Anderson’s career actually got rolling in the embryonic R&B field at first; as a teenager, she sang with Russell Jacquet’s band in 1943, and she moved on to the Johnny Otis band from 1947 to 1949, making her first recording with Shifty Henry’s orchestra in 1947 for the Black & White label. In the ’50s, however, she converted over to the jazz side, working with Lionel Hampton in 1952-1953 and recording with a band featuring Jacquet, Milt Jackson, and Quincy Jones in 1953, and with Gigi Gryce in 1955.
Upon hearing the latter record, Rolf Ericson booked Anderson on a three-month Scandinavian tour; while in Sweden, she made a recording called Hot Cargo that, ironically, established her reputation in America. Once back in the U.S., she signed with Mercury and made a number of albums for that label until the early ’60s.
She moved to England in 1965 and remained largely invisible on the American radar until 1975, when Ray Brown heard her sing at the Turnwater Festival in Canada. Brown became her manager, and got her to appear at the 1976 Concord Jazz Festival, which led to a Concord contract that immediately bore fruit with the albums Live from Concord to London and Hello Like Before. These and other comeback albums made her a top-flight jazz attraction in the U.S. again — this time for the long haul — and in the ’80s, she was recording with the Hank Jones Trio, George Shearing, Benny Carter, the Capp-Pierce Juggernaut, the Clayton-Hamilton Jazz Orchestra, and her own quartet.

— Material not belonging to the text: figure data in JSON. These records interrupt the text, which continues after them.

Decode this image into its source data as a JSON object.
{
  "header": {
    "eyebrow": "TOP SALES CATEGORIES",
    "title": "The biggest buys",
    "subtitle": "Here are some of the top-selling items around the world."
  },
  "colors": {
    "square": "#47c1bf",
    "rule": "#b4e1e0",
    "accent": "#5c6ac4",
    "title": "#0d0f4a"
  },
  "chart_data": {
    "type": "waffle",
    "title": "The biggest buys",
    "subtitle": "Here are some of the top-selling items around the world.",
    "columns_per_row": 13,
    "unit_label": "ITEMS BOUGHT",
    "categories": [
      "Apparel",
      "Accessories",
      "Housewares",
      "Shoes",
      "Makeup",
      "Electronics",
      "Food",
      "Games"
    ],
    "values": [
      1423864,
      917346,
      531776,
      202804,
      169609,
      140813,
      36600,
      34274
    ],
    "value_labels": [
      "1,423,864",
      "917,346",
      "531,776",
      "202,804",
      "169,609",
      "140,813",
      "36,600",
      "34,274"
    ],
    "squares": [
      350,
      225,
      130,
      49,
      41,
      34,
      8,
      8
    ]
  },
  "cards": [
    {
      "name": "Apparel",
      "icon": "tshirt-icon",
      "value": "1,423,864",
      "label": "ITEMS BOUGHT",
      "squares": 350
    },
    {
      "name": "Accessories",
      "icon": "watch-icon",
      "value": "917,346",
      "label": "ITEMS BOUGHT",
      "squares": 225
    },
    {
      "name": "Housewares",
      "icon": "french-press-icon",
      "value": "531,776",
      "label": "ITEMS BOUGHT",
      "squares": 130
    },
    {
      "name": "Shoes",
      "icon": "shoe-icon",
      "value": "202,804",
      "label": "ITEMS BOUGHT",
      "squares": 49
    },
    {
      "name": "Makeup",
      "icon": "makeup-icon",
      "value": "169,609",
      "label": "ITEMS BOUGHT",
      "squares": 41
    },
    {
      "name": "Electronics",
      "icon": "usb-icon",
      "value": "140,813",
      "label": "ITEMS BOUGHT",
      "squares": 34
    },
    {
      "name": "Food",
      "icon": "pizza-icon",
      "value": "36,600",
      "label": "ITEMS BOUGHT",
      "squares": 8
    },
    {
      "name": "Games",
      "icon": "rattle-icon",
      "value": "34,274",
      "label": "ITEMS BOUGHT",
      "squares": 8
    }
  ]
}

By 1992, she had attracted major-label attention once again, signing with Quincy Jones’ Qwest outfit. For Koch, Anderson issued Isn’t It Romantic in 1998. The live album I Love Being Here with You appeared in 2002, while 2003’s Love Makes the Changes found her signed to Highnote. The label released her album A Song for You in 2009. Anderson remained with the label for 2011’s Nightlife, a live album that featured the singer in a number of small-group settings, with a guest appearance by labelmate Houston Person.
Anderson passed away from natural causes on March 10, 2016 at the age of 87.